Summer collection 08
OWR
Edge Maduro
Vintage 90


----------



## dustinhayden (Feb 4, 2006)

Vintage 1990


----------



## tjblades (Apr 21, 2008)

Vintage 1990 Toro and Sixty
Old World Reserve:tu


----------



## Goldengator (Mar 22, 2007)

OWR Maduro Torpedo


----------



## Boom (Mar 16, 2008)

sO FAR DECADE TOPR....ARRRRRRRRR STUPID CAPS LOCK.... SORRY


----------



## JonW (May 13, 2008)

Vintage 1999...... Yummy! :tu


----------



## rck70 (Mar 29, 2008)

DECADE...DECADE...DECADE....























Did i say DECADE:tu


----------



## bripper (May 24, 2008)

RP my fav-o-rite smoke:
1. SunGrown
2. Rosado from Famous
3. Vintage 90
4. Double Maduro from CI
5. Olde World Reserve
The guy should be on a postage stamp.


----------



## CigarNation (Oct 4, 2006)

Sungrown Sixty.


----------



## taltos (Feb 28, 2006)

I am pretty much a fan of the entire line but my favorites are:

1. OWR Maduro
2. Vintage 1992
3. Honduran (Famous) Maduro
4. Vintage 1990
5. Rosado (Famous)


----------



## TripleF (May 16, 2007)

Me too, Taltos.



Hands down though my fav RP right now is the Decade. It's a mouthful of entertaining pleasures!!!


----------



## xxwaldoxx (Apr 2, 2006)

I'm not much of an RP smoker but I enjoy the CI Exclusive Connecticut and the Edge Lite.


----------



## JGIORD (Jan 1, 2000)

My personal highest rated RP is the Edge Missile (but I don't care for the size), this is followed closely by the R4. :tu


----------



## shilala (Feb 1, 2008)

I just had a Fusion MM and it wasn't bad, although it needs a bit of time to get the beagle's ass smell off of it.
I've tried a number of others and although none grabbed me as exceptional or made it into my rotation, I can't think of one that really sucked.
I have a bunch, and I'll try them on down the road. Hopefully I'll appreciate them then. :tu


----------



## ChasDen (Dec 12, 2007)

shilala said:


> I just had a Fusion MM and it wasn't bad, although it _*needs a bit of time to get the beagle's ass smell off of it*_.
> I've tried a number of others and although none grabbed me as exceptional or made it into my rotation, I can't think of one that really sucked.
> I have a bunch, and I'll try them on down the road. Hopefully I'll appreciate them then. :tu


You've just smoked way to many of them Sancho Panza Extra-Fuerte's 

They have tainted your taste buds.

I see you were looking for more in the want to buy section... HMMMMMM

Chas


----------



## borndead1 (Oct 21, 2006)

Indian Tabac Super Fuerte natural. It's one of the only cigars I smoked as a noob that I still love. I've smoked 1 Decade and loved it, I would have to smoke a few more before putting it above the ITSF.


----------



## CBI_2 (Sep 28, 2007)

I like his entire line also but you may want to try:

American Market Selection
ITC 10th Anniversary
Sungrown


----------



## shilala (Feb 1, 2008)

ChasDen said:


> You've just smoked way to many of them Sancho Panza Extra-Fuerte's
> 
> They have tainted your taste buds.
> 
> ...


I need Pamplona's. I've been waiting to steal them at cbid. :tu

When I posted here earlier, I never even thought of Indian Tabac. I have a bunch of different IT maddies and I've liked every one.
I think the fact that they're almost free at cbid makes them just that much better. :tu


----------



## omajinai (Jan 20, 2008)

Vintage 1990 <----- always used to celebrate a good work week
RP Edge Corojo <---- used when I need some extra THINKING power
RP Edge Maduro

I have two of the Summer 08s waiting for that "special occasion".

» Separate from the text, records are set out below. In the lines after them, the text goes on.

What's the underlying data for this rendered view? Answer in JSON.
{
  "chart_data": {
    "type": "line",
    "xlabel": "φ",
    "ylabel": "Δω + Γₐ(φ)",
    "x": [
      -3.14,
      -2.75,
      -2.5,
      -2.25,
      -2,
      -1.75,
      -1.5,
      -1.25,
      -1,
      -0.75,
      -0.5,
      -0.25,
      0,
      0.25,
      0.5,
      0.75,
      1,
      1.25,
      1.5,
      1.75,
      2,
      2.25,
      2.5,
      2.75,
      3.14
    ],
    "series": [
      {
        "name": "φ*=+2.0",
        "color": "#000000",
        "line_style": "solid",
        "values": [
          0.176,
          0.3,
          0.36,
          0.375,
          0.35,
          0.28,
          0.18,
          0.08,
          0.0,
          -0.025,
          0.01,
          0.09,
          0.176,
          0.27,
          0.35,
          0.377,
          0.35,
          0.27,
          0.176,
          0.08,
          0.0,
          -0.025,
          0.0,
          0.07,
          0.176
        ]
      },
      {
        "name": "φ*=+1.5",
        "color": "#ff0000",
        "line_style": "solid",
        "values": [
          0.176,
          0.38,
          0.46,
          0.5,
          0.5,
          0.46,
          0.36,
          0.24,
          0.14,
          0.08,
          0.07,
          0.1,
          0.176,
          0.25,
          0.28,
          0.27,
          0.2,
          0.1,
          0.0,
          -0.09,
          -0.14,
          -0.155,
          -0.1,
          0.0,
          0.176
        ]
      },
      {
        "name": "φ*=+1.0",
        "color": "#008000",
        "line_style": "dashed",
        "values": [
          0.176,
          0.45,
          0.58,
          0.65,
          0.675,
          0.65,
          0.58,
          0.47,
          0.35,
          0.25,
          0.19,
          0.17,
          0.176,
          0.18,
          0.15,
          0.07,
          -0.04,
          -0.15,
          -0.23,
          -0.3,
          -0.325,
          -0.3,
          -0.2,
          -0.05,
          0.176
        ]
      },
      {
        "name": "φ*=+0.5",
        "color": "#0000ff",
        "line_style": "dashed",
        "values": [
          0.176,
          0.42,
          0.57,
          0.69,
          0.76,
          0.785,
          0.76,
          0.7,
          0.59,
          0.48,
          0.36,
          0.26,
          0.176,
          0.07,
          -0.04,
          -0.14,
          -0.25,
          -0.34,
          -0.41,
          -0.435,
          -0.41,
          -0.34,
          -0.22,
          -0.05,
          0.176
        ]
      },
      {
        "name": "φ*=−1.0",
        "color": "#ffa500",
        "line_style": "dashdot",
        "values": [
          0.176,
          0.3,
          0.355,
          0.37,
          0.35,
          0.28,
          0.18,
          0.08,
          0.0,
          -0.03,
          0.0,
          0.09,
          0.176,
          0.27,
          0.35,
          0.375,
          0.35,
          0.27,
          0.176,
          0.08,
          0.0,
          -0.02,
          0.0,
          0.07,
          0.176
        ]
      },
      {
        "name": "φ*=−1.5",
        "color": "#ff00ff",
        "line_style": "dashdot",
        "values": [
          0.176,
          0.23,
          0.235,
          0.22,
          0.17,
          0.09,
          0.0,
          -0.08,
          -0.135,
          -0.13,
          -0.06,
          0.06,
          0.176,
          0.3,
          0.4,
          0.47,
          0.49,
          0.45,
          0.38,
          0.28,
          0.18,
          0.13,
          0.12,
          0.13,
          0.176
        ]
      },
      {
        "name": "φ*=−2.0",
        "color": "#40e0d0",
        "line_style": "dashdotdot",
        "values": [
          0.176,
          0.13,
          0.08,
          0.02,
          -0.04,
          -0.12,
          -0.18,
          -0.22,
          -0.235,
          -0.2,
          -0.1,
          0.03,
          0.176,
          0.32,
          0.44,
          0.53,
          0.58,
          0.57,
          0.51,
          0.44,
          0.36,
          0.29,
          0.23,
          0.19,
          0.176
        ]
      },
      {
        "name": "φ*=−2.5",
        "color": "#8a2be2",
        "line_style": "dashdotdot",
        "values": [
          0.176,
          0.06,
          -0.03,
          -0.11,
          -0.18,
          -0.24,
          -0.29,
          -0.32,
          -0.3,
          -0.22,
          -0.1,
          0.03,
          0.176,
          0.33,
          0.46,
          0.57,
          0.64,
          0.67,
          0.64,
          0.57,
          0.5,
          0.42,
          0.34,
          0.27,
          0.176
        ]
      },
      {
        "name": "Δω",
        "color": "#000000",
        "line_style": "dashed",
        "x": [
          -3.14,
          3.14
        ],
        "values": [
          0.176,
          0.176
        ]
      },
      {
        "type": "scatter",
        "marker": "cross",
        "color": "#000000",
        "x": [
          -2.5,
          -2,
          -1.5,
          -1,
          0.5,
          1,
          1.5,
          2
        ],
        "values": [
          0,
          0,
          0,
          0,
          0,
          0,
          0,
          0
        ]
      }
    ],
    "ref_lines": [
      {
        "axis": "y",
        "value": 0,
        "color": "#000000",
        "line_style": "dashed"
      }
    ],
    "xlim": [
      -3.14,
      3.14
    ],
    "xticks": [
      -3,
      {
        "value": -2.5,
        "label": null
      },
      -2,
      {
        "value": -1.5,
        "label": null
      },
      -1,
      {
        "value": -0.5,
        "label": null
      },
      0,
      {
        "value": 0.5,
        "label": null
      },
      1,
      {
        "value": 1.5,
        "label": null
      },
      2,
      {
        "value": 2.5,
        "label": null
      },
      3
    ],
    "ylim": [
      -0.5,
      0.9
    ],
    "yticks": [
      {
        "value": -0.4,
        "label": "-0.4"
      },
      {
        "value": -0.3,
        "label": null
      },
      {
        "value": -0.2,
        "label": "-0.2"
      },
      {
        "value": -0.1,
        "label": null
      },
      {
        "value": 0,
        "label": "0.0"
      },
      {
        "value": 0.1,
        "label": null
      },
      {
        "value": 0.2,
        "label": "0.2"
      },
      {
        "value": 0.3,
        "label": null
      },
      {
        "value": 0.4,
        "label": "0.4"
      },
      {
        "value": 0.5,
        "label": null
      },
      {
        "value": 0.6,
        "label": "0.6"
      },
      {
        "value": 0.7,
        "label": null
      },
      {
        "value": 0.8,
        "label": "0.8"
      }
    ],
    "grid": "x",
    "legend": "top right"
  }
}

I've tried several of the Indian Tabac lines and just can't get too excited over any of them.


----------



## Scott W. (Jul 10, 2008)

Vintage 1990
RP Signature
RP Connecticut


----------



## friz (Jul 24, 2008)

IT super fuerte maduro. It has some kick, but what a lovely looking maduro


----------



## Coz77 (Jan 6, 2007)

Call me crazy but me and Rocky just don't get along for some reason. I haven't met one I liked yet.

Ill admit I have yet to try his entire line but, it's hard keeping up with Rocky and his constant need to produce new blends! I guess ill keep on trying.


----------